In the first line print the least number of trailing zeros. In the second line print the correspondent way itself.

Sample test(s)

input

3
1 2 3
4 5 6
7 8 9

output

0
DDRR

题意是给你一个n * n 的矩阵，他的每一步只能向下或向右走，问从左上角到右下角的路径中乘积中零最少的路径，输出路径和零的个数。

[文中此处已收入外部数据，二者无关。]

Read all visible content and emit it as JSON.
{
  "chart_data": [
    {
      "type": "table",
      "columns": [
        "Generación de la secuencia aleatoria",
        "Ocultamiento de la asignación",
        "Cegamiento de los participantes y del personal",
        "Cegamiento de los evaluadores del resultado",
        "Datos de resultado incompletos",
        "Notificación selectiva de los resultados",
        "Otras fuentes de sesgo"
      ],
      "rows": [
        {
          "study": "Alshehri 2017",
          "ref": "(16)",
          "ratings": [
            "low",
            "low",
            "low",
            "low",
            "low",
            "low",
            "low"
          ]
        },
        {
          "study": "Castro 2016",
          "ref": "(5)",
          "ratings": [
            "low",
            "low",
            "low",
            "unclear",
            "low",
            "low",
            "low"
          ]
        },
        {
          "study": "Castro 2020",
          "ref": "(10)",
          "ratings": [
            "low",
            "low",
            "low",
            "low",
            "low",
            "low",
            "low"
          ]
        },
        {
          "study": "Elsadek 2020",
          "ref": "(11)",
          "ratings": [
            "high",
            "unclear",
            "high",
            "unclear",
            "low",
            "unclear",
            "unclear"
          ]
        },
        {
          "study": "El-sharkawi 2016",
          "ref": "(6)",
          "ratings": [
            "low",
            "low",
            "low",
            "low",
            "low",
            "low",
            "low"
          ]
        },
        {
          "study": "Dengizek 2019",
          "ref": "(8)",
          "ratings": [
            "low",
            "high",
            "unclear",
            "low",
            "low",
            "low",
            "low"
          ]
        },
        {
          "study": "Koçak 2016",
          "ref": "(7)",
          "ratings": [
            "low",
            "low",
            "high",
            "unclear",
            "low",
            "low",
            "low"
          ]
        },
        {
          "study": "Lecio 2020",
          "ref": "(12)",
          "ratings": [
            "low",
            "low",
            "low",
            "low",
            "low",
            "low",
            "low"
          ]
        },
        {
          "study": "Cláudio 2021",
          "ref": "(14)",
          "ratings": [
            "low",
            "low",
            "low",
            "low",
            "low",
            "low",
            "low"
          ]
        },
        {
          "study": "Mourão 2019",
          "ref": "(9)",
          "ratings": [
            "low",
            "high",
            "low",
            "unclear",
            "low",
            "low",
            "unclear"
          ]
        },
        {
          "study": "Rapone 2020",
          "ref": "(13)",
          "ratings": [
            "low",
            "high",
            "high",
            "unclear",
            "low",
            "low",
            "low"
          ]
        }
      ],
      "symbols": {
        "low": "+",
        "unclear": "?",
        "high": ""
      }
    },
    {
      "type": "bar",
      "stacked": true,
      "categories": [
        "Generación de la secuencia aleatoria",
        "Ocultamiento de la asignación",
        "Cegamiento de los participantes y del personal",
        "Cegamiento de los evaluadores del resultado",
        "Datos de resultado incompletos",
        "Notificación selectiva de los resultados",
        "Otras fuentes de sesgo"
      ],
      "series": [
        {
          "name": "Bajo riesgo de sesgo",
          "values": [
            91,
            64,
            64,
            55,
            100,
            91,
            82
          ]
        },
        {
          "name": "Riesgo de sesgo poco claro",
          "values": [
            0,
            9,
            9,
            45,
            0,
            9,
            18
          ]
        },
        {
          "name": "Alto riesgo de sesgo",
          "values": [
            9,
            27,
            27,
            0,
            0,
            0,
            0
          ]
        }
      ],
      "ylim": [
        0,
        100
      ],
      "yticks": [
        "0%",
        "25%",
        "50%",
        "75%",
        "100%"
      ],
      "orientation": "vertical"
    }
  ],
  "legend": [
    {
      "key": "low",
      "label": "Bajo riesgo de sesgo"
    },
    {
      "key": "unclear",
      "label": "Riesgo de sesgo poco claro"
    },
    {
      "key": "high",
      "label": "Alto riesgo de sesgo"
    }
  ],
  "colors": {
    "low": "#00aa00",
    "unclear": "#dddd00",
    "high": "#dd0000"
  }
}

思路：由于每个位置只能有其上的位置或其右的位置得到，两者取min即可；

dp[i][j][k]表示从（0 ， 0）到（i ， j）位置的路径中乘积零最小的路径所包含的2数（k = 0）5数（k = 1）

特例是矩阵中有零且有2和5，则必走有零的那条路径。

#include <cstdio>
#include <cmath>
#include <algorithm>
#include <iostream>
#include <cstring>
#include <map>
#include <string>
#include <stack>
#include <cctype>
#include <vector>
#include <queue>
#include <set>
#include <utility>
#include <cassert>

using namespace std;
//#define Online_Judge
#define outstars cout << "***********************" << endl;
#define clr(a,b) memset(a,b,sizeof(a))
#define lson l , mid  , rt << 1
#define rson mid + 1 , r , rt << 1 | 1

#define mk make_pair
#define FOR(i , x , n) for(int i = (x) ; i < (n) ; i++)
#define FORR(i , x , n) for(int i = (x) ; i <= (n) ; i++)
#define REP(i , x , n) for(int i = (x) ; i > (n) ; i--)
#define REPP(i ,x , n) for(int i = (x) ; i >= (n) ; i--)
const int MAXN = 1000 + 50;
const long long LLMAX = 0x7fffffffffffffffLL;
const long long LLMIN = 0x8000000000000000LL;
const int INF = 0x7fffffff;
const int IMIN = 0x80000000;
#define eps 1e-4
const int MOD = (int)1e9 + 7;
typedef long long LL;
const double PI = acos(-1.0);
typedef double D;
typedef pair<int , int> pi;
///#pragma comment(linker, "/STACK:102400000,102400000")
int dp[MAXN][MAXN][2] , a[MAXN][MAXN][2] , n ;
int main()
{
    //ios::sync_with_stdio(false);
#ifdef Online_Judge
    //freopen("in.txt","r",stdin);
//    freopen("out.txt","w",stdout);
#endif // Online_Judge
    int x ,  r;
    bool ok;
    while(~scanf("%d" , &n))
    {
        ok = false;
        FOR(i ,0 , n)FOR(j ,0 , n)
        {
            scanf("%d" , &x);
            if(x == 0)
            {
                ok = true;
                r = i ; x = 10;
            }
            while(x % 2 == 0)
            {
                x /= 2;
                dp[i][j][0] ++;
            }
            while(x % 5 == 0)
            {
                x /= 5;
                dp[i][j][1]++;
            }
            FOR(k , 0 , 2)a[i][j][k] = dp[i][j][k];
        }
        FOR(i , 1 , n)FOR(j , 0 , 2)
        {
            dp[0][i][j] += dp[0][i - 1][j];
            dp[i][0][j] += dp[i - 1][0][j];
        }
        FOR(i , 1 , n)FOR(j , 1 , n)FOR(k , 0 ,2)
        {
            dp[i][j][k] += min(dp[i - 1][j][k] , dp[i][j - 1][k]);
        }
        int k = dp[n - 1][n - 1][1] < dp[n - 1][n - 1][0] ;
        if(ok)
        {
            if(dp[n - 1][n - 1][k] > 1)
            {
                printf("1\n");
                FORR(i , 1 , r)printf("D");
                FOR(i , 0 , n - 1)printf("R");
                FOR(i , r + 1 , n)printf("D");
                continue;
            }
        }
        printf("%d\n" , dp[n - 1][n - 1][k]);
        int i = n - 1 , j = n - 1;
        char s[MAXN * 3];
        int len = 0;
        while(i != 0||j != 0)
        {
            if(i > 0&&dp[i - 1][j][k] + a[i][j][k] == dp[i][j][k])
            {
                s[len++] = 'D';
                i--;
            }
            else
            {
                s[len++] = 'R';
                j--;
            }
        }
        REPP(i ,len - 1 , 0)printf("%c" , s[i]);
        printf("\n");
    }

    return 0;
}